24)  Giacomo Meyerbeer (1792 – 1865), propriamente Jacob Liebemann Meyer, compositore ebreo tedesco, naturalizzato francese, formatosi prima alla scuola tedesca, poi a quella italiana, tanto che italianizzò il nome Jacob in Giacomo e lo mantenne per tutta la vita, massimo esponente della musica romantica europea dell’Ottocento, amico di Rossini e di numerosi altri artisti, celebre per i suoi grand’opéra, il cui capolavoro è “Les Huguenots” (“Gli Ugonotti”) del 1836, assai seguito ed imitato. Si ispirò al teatro musicale tedesco, italiano e francese, elaborando un linguaggio operistico molto versatile che lo caratterizza. E’ indubbia l’influenza diretta che ebbe anche su compositori che, col tempo, ne criticarono anche alacremente l’operato, quali, niente meno che Verdi e Wagner. Il Mazzini, ad ogni modo, aveva già bene intuito nel 1836. E’ notissima la sua tecnica di lavoro che prevedeva una lunga gestazione, anche d’anni, ed un’intensa elaborazione del lavoro fin anche durante le prove in teatro, per perfezionare al meglio l’opera d’arte. Si pensi che tra i due grand-opèra “Les Huguenots” e “Le prophète” intercorrono ben 13 anni, durante i quali rappresentò solo due versioni (in tedesco) ritoccate del primo.

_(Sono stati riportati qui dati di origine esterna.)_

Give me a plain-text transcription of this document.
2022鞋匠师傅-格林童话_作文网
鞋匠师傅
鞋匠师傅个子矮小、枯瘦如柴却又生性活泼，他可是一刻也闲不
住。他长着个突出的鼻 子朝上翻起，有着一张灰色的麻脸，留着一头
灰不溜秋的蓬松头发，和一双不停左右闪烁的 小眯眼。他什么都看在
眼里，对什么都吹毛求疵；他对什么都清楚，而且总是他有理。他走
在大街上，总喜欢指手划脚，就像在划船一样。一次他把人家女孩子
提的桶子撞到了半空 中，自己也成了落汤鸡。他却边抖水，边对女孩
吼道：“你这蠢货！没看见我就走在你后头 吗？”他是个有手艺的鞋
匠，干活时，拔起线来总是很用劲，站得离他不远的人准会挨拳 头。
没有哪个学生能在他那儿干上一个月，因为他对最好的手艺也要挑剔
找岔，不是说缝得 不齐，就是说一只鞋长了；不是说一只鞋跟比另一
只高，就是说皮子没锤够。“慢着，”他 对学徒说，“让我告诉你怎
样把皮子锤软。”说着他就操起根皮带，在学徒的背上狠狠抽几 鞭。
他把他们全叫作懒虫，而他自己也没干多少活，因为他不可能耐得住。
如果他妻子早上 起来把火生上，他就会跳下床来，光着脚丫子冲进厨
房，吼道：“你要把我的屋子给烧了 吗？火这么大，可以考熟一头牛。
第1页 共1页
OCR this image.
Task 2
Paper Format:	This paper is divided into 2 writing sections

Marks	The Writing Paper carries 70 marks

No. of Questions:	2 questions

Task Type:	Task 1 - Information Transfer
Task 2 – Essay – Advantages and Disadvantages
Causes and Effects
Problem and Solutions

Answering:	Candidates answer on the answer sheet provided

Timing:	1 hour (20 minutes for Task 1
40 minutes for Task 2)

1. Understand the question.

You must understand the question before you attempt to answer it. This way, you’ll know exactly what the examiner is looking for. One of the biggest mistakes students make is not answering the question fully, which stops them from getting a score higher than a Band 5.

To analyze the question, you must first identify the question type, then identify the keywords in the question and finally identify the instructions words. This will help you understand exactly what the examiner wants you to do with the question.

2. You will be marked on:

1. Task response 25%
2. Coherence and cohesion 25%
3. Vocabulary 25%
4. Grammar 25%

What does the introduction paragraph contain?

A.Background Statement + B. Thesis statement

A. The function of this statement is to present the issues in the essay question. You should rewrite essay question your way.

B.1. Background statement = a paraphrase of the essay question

25)  Mazzini si riferisce direttamente all’opera di Gaetano Donizetti (1797 – 1848) “Marino Faliero”, su soggetto storico, rappresentata a Parigi, al Théatre Italien, il 12 marzo 1835, l’ultima, in ordine cronologico che Mazzini, esule a Parigi da dove scrive la “Filosofia della musica”, aveva potuto direttamente più volte ascoltare. Poiché riporto più sotto il passo, una nota, la n. 40, approfondirà il particolare interesse del Nostro per quest’opera.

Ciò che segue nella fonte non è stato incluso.